Velofahrkurse für Migrantinnen

In den Jahren 2015 bis 2018 hatte ich die Gelegenheit, am Velofahrkurs für Migrantinnen mitzuwirken. Das Ziel des Kurses war es, Frauen mit Migrationshintergrund das sichere Fahen mit dem Fahrrad im Strassenverkehr zu vermitteln und ihnen gleichzeitig die wichtigsten Verkehrsregeln beizubringen. Dazu möchte ich gerne folgende kleine Geschichte erzählen:

Vom Velo zum Flugzeug

Der späte Nachmittag war angenehm warm, als ich auf dem Platz ankam, wo wir unseren Velofahrkurs abhielten. Die Sonne ging langsam unter und brachte das Gelände zum Leuchten. Der Platz war noch leer, aber schon bald würde er sich mit Leben füllen – mit Frauen, die aus den unterschiedlichsten Ländern kamen und sich aufgemacht hatten, um etwas zu lernen, das für viele von uns selbstverständlich ist: Velofahren.

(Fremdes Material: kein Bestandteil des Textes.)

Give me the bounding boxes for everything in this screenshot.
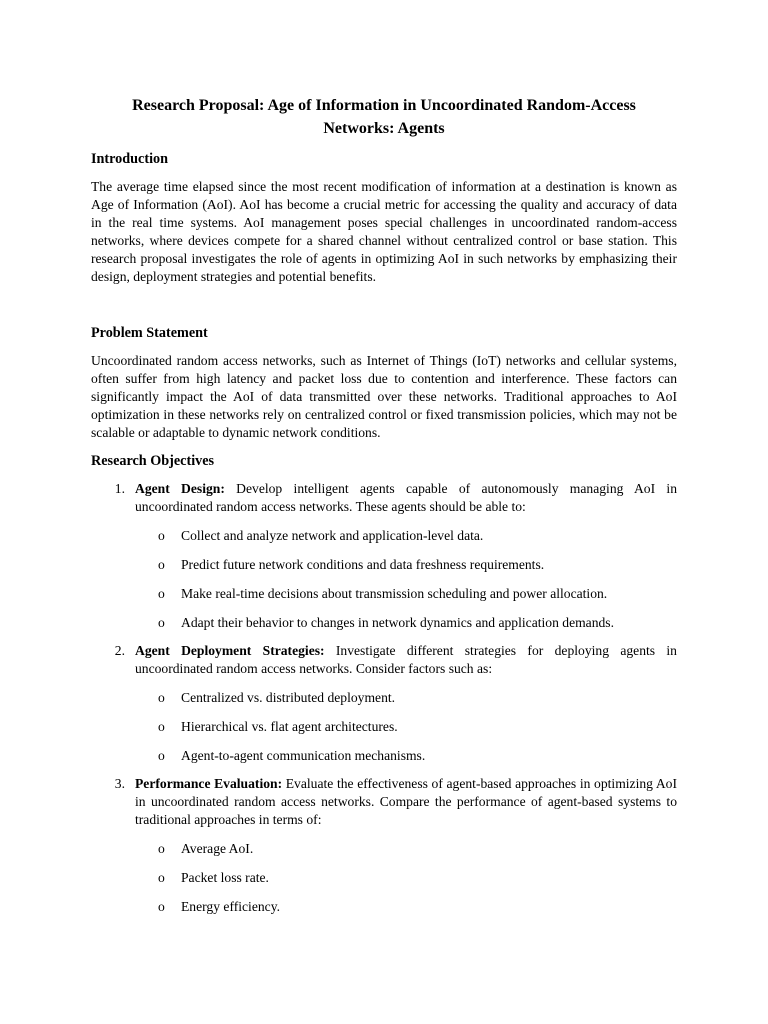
objectives-list	[91, 480, 677, 916]
objective-item	[91, 775, 677, 829]
bullet-marker: o	[158, 870, 165, 885]
objective-number: 3.	[114, 776, 125, 791]
sub-list-item: o Average AoI.	[158, 841, 254, 856]
objective-number: 1.	[114, 481, 125, 496]
objective-label: Agent Design:	[135, 481, 225, 496]
document-title: Research Proposal: Age of Information in Uncoordinated Random-Access Networks: Agents	[132, 97, 636, 137]
problem-statement-heading: Problem Statement	[91, 325, 208, 341]
introduction-heading: Introduction	[91, 151, 168, 167]
objective-label: Agent Deployment Strategies:	[135, 643, 325, 658]
bullet-marker: o	[158, 690, 165, 705]
objective-label: Performance Evaluation:	[135, 776, 283, 791]
objective-item	[91, 642, 677, 678]
bullet-marker: o	[158, 615, 165, 630]
sub-list-item: o Make real-time decisions about transmission scheduling and power allocation.	[158, 586, 608, 601]
sub-list-item: o Centralized vs. distributed deployment.	[158, 690, 396, 705]
bullet-marker: o	[158, 748, 165, 763]
bullet-marker: o	[158, 557, 165, 572]
introduction-paragraph: The average time elapsed since the most recent modification of information at a destination is known as Age of Information (AoI). AoI has become a crucial metric for accessing the quality and accuracy of data in the real time systems. AoI management poses special challenges in uncoordinated random-access networks, where devices compete for a shared channel without centralized control or base station. This research proposal investigates the role of agents in optimizing AoI in such networks by emphasizing their design, deployment strategies and potential benefits.	[91, 179, 677, 284]
sub-list-item: o Hierarchical vs. flat agent architectures.	[158, 719, 398, 734]
objective-text: Evaluate the effectiveness of agent-based approaches in optimizing AoI in uncoordinated random access networks. Compare the performance of agent-based systems to traditional approaches in terms of:	[135, 776, 677, 827]
objective-text: Investigate different strategies for deploying agents in uncoordinated random access networks. Consider factors such as:	[135, 643, 677, 676]
bullet-marker: o	[158, 719, 165, 734]
objective-number: 2.	[114, 643, 125, 658]
sub-list-item: o Adapt their behavior to changes in network dynamics and application demands.	[158, 615, 614, 630]
bullet-marker: o	[158, 899, 165, 914]
objective-text: Develop intelligent agents capable of autonomously managing AoI in uncoordinated random access networks. These agents should be able to:	[135, 481, 677, 514]
bullet-marker: o	[158, 586, 165, 601]
bullet-marker: o	[158, 841, 165, 856]
objective-item	[91, 480, 677, 516]
problem-statement-paragraph: Uncoordinated random access networks, such as Internet of Things (IoT) networks and cellular systems, often suffer from high latency and packet loss due to contention and interference. These factors can significantly impact the AoI of data transmitted over these networks. Traditional approaches to AoI optimization in these networks rely on centralized control or fixed transmission policies, which may not be scalable or adaptable to dynamic network conditions.	[91, 353, 677, 440]
sub-list-item: o Packet loss rate.	[158, 870, 269, 885]
bullet-marker: o	[158, 528, 165, 543]
sub-list-item: o Predict future network conditions and data freshness requirements.	[158, 557, 545, 572]
sub-list-item: o Collect and analyze network and application-level data.	[158, 528, 484, 543]
research-objectives-heading: Research Objectives	[91, 453, 215, 469]
sub-list-item: o Agent-to-agent communication mechanisms.	[158, 748, 426, 763]
sub-list-item: o Energy efficiency.	[158, 899, 281, 914]
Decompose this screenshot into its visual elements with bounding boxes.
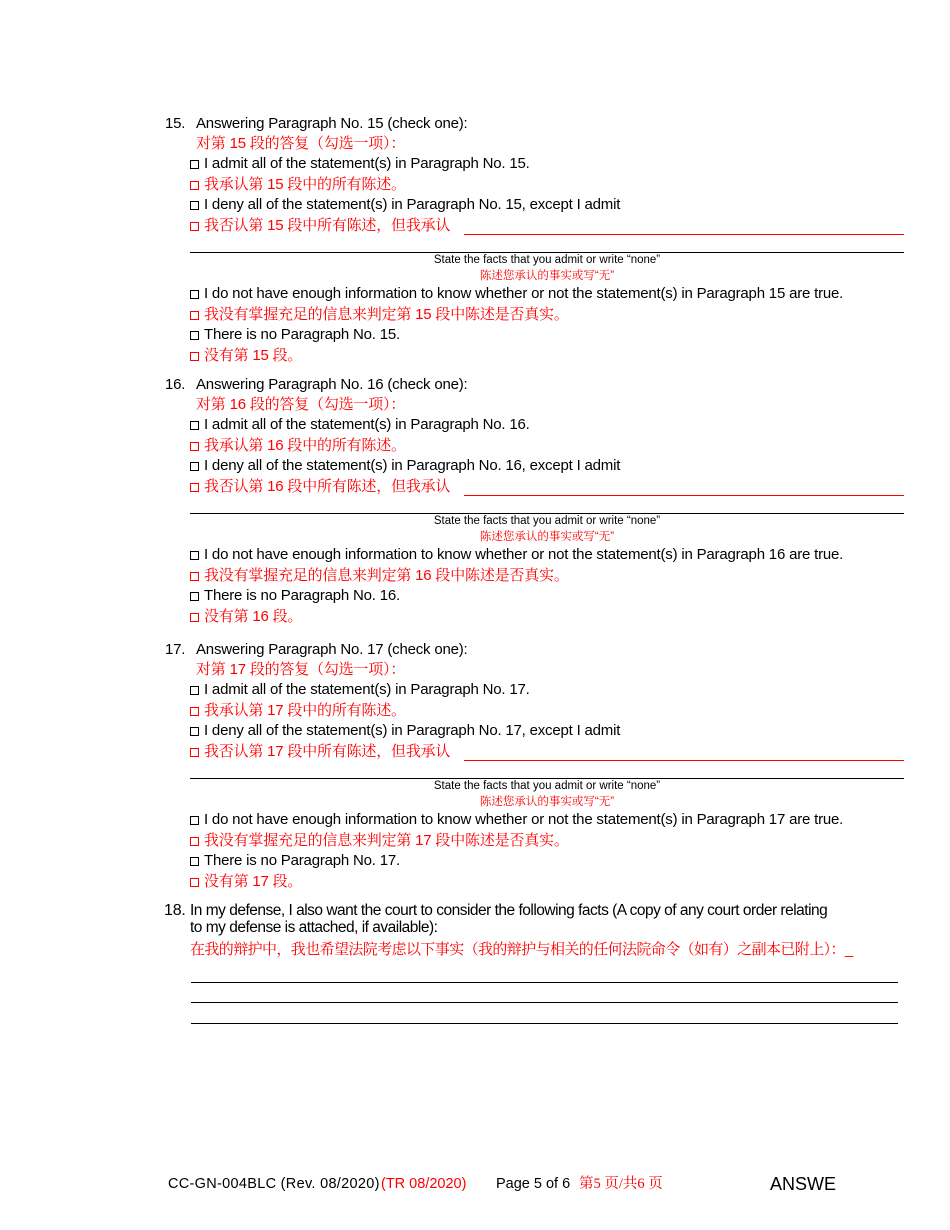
option-label: There is no Paragraph No. 15.	[204, 326, 400, 343]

Als die ersten Teilnehmerinnen eintrafen, sah ich in ihren Augen eine Mischung aus Nervosität und Entschlossenheit. Sie alle hatten ein klares Ziel vor Augen: selbstständig sein, sich frei bewegen können, ohne auf jemanden angewiesen zu sein. Viele von ihnen lebten seit Jahren in der Schweiz, doch das Velofahren war für sie immer noch ein unentdecktes Terrain, das sie erobern wollten.

Der Kurs begann wie immer mit den Grundlagen. Wir zeigten den Frauen, wie sie auf dem Sattel sitzen sollten, wie sie das Gleichgewicht halten und wie sie die Pedale treten. Es war erstaunlich zu sehen, wie sehr sie sich anstrengten, wie fest entschlossen sie waren, diese neue Fähigkeit zu meistern. Der Ehrgeiz, den sie an den Tag legten, war bewundernswert. Es ging nicht nur darum, ein Fahrrad zu steuern – es ging um Unabhängigkeit, um Freiheit.

Ich half einer Frau namens Zahra. Sie war am Anfang besonders unsicher und hielt den Lenker so fest umklammert, als würde sie um ihr Leben fahren. Ich hielt hinten am Sattel fest und rannte mit ihr über den Platz, so dass sie nicht das Gleichgewicht verlor. Mit jedem Versuch wurde sie ein bisschen sicherer. Als ich spürte, dass sie soweit war, ließ ich den Sattel los, und sie fuhr plötzlich alleine weiter. Sie drehte sich um, ihre Augen strahlten vor Freude, als sie merkte, dass sie es geschafft hatte.

„Du hast es geschafft, Zahra!“ rief ich ihr zu, und sie lachte laut. Es war ein Lachen, das all die Anstrengungen der letzten Tage wert war. Es war, als hätte sie eine unsichtbare Grenze überschritten, die sie vorher zurückgehalten hatte.

Nach dem Kurs machten wir eine Pause. Wir setzten uns zusammen, teilten Darvida und Äpfel, und die Frauen erzählten mir von ihren Gründen, warum sie so dringend Velofahren lernen wollten. Eine wollte endlich selbst einkaufen gehen, ohne auf ihren Mann warten zu müssen. Eine andere wollte ihre Kinder mit dem Velo zur Schule begleiten. Es waren einfache Wünsche, die doch so viel bedeuteten.

Ich sah sie an und sagte: „Ihr macht das grossartig. Ihr lernt so schnell, und mit so viel Enthusiasmus! Ich bin sicher, dass ihr, wenn ihr das Velofahren gelernt habt, auch Autofahren lernen könnt. Und wer weiß, vielleicht macht ihr dann die Töffprüfung, und am Ende sitzt ihr im Flugzeug als Pilotinnen und fliegt über alle hinweg!“

Wir lachten alle laut. Der Gedanke war so absurd und doch so inspirierend. Wir stellten uns vor, wie es wäre, mit einem Mal vom Boden abzuheben, die Welt von oben zu sehen und zu wissen, dass alles möglich ist.

Dieser Kurs war nicht nur ein Velokurs. Es war ein Kurs in Selbstvertrauen, in der Freiheit und in der Vorstellungskraft. Vom Velo zum Flugzeug – warum nicht? Die Frauen hatten gezeigt, dass sie alles erreichen konnten, was sie sich in den Kopf setzten. Und wer weiss, vielleicht wird eines Tages wirklich eine von ihnen Pilotin sein und über uns hinwegfliegen, frei und unaufhaltsam!

Fazit: Schritt-für-Schritt in die Freiheit, Selbstständigkeit und Verantwortung!